From Matthew 28:18-20, Acts 1:8, and Revelation 5, it is God’s desire that people groups all over the world hear the good news about Jesus. Therefore, the mission of leading our neighbors and the nations to follow Jesus is part of our responsibility. While we must pray for our neighbors and share the good news where we are, we must also be willing to send the gospel to those who’ve never heard the message of Christ.

One of the best ways to be attentive to our calling to unreached people groups is to pray for them. For each month at Wilkesboro Baptist, we’ve chosen an unreached people group to pray for.
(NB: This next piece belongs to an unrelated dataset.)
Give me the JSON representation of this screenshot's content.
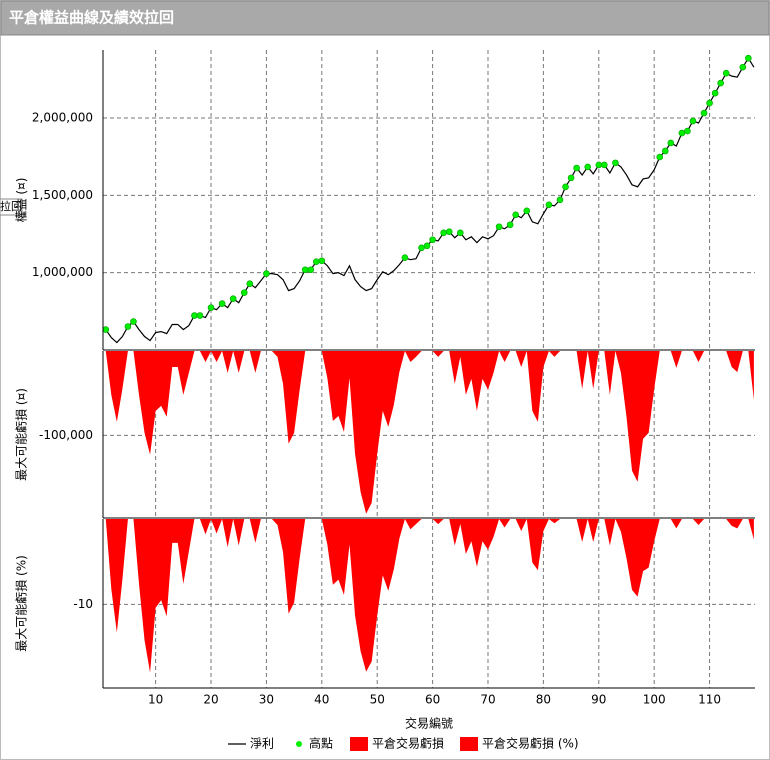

Our prayer group for the month of July, 2021 are the Kazahk people group of Kazahkstan. The Kazahks have about 16,000,000 people in 25 countries, though around 12,000,000 of them live in Kazahkstan. They are predominantly Muslim. Devastated by the Russian Civil War of the early twentieth century, many Kazahks were displaced. They are currently searching for an identity and desperately need the hope and identity that can be found in Jesus Christ. There is a small Christian population (.10% or 1/10 of 1% of the national population). They are still considered unreached. You can read more about Kazahk people here as well as discover specific prayer points for this people group.

Would you take some time today to pray for the small group of Jesus followers among the Kazahk people? Would you pray for the many millions who have never heard the gospel of Jesus Christ? Would you take a moment to use your freedom to pray for this unreached people group and the unreached peoples of the world?